I'm having odd VPN throughput issues. I have a hub location with a MX84 and a remote site with a MX65 using the Meraki Auto VPN (within the same organization). The MX84 is also setup with Client VPN access. The site to site VPN and Client VPN configurations do not permit split tunneling and default route all traffic to the MX84 at the hub location.
Here's odd behavior... The Client VPN from the same location to the MX84 with the site to site VPN turned off gets 20-30mbit of throughput, but the site to site vpn tunnel only gets 1.5 to 2 mbits of throughput. Fragmentation and retransmissions do not appear to be an issue.
The MX84 has a residential ATT Fiber connection 1gig bi-directional. MX84 supports 250 mbits of combined encryption.
The MX65 has a university connection with about 50-60 mbits down and 30-40 mbits up. MX65 supports 100mbits of combined encryption.
I've started to wonder if ATT is rate limiting the site to site (IPSEC) packets vs the client vpn which uses L2TP with IPSEC. The MX65 has been setup with all security features turned off allowing it to be performed centrally by the MX84, but that didn't improve performance. I've also attempted to change the MTU size of a workstation to 1350 without any improvements.
L2TP over IPSec looks exactly the same as IPSec to a provider. It is all encrypted.
I'm going to guess an MTU squeeze. Try this experiment; use this command on one machine at one of the sites to display all your interfaces:
netsh interface ipv4 show interfaces
Note the interface number that is configured with the IP address used for communication. Lets pretend it is interface 10.

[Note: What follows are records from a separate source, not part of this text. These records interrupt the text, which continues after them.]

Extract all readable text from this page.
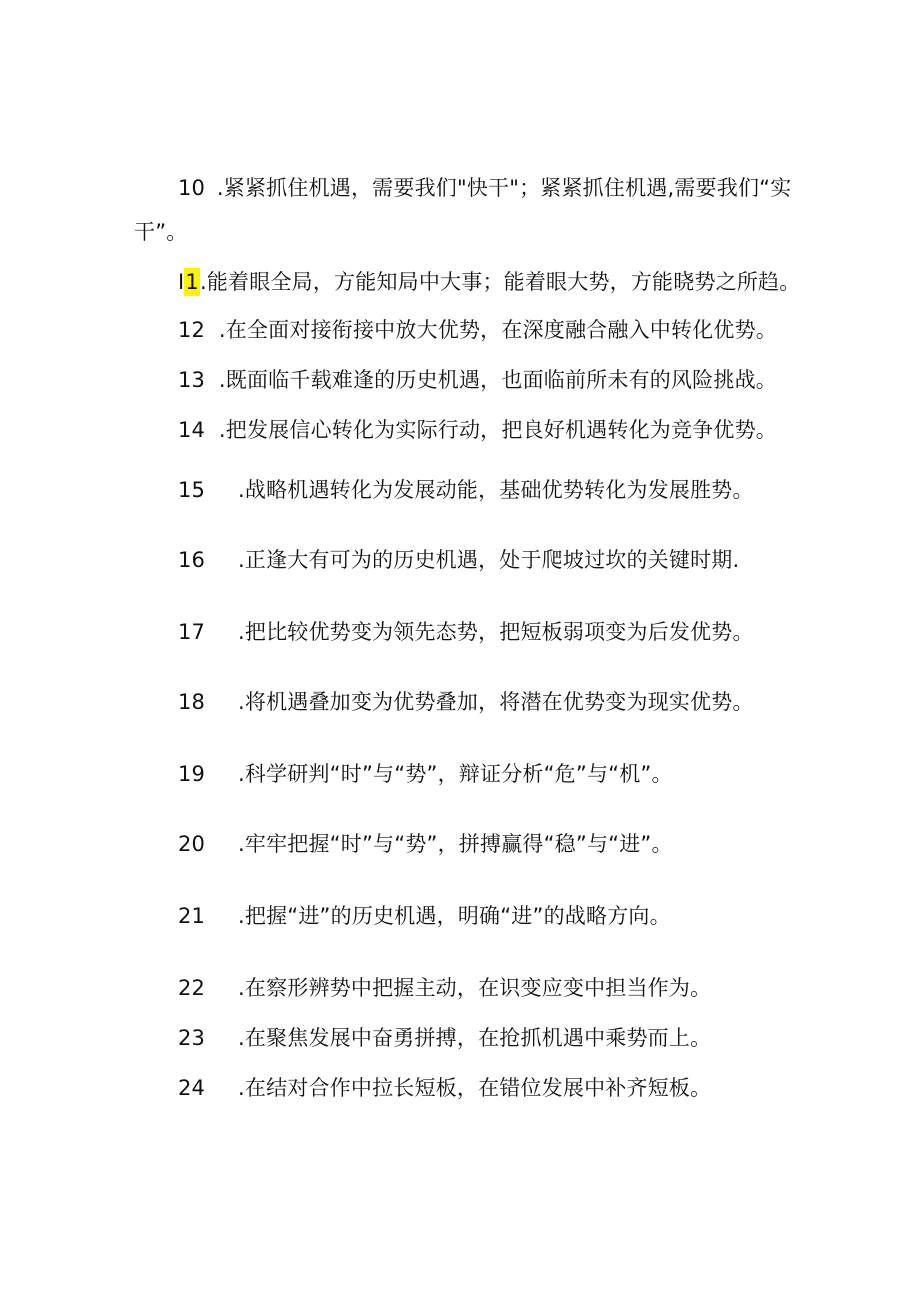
10 .紧紧抓住机遇，需要我们"快干"；紧紧抓住机遇,需要我们“实
干”。
I1.能着眼全局，方能知局中大事；能着眼大势，方能晓势之所趋。
12 .在全面对接衔接中放大优势，在深度融合融入中转化优势。
13 .既面临千载难逢的历史机遇，也面临前所未有的风险挑战。
14 .把发展信心转化为实际行动，把良好机遇转化为竞争优势。
15 .战略机遇转化为发展动能，基础优势转化为发展胜势。
16 .正逢大有可为的历史机遇，处于爬坡过坎的关键时期.
17 .把比较优势变为领先态势，把短板弱项变为后发优势。
18 .将机遇叠加变为优势叠加，将潜在优势变为现实优势。
19 .科学研判“时”与“势”，辩证分析“危”与“机”。
20 .牢牢把握“时”与“势”，拼搏赢得“稳”与“进”。
21 .把握“进”的历史机遇，明确“进”的战略方向。
22 .在察形辨势中把握主动，在识变应变中担当作为。
23 .在聚焦发展中奋勇拼搏，在抢抓机遇中乘势而上。
24 .在结对合作中拉长短板，在错位发展中补齐短板。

Then issue this command (change 10 to your interface number):
netsh interface ipv4 set subinterface "10" mtu=1400 store=persistent
To undo this repeat the command with an MTU of 1500
If this solves it, then do this command on the servers that everyone connects to (rather than having to do it on all the workstations).
I would start from checking the pings between your sites. See what is the time in ms?
After that I would check Group Policy and Traffic Shaping to make sure that everything is setup correctly
Check also Site-to-site outbound firewall and Site-to-site inbound firewall
I thought L2TP used port UDP 1701 and IPSEC uses ports UDP 500 and 4500. The L2TP would be unencrypted with an encrypted IPSEC payload. The ISP / ATT could be performing rate limiting on the UDP 500 and 4500 ports and not L2TP.
Lets see if you have an issue with asymmetric timing of the TCP connection (usually caused by circuits with different send and receive speeds).
Could you please try enabling timestamps with the below command and repeating your test.
netsh int tcp set global timestamps=enabled
You can undo the setting by setting it back to disabled.
I enabled the timestamps then tested with timestamps and other features enabled without a significant improvement. It went from .5mbits down to 1.8mbits down with multiple back to back tests. Client VPN would achieve a download speed of 20-22mbits during the same time period. Upload performance showed a similar variation. Which makes me think the MX65 has a hardware issue.
I finally had time to figure out the issue. Meraki AutoVPN uses a non-standard implementation of IPSEC. AutoVPN uses the control port of 9350 UDP to register with the cloud then dynamically picks a transport port. I had to manually specify the transport port under the NAT traversal option then work with my local IT staff.
The traffic was rate limited due to being mis-categorized. Once they used my source/destination IP and static Port information to categorize traffic the performance went from 1.2 Mbits down, .9 Mbits up to 30 Mbits down and 34 Mbits up.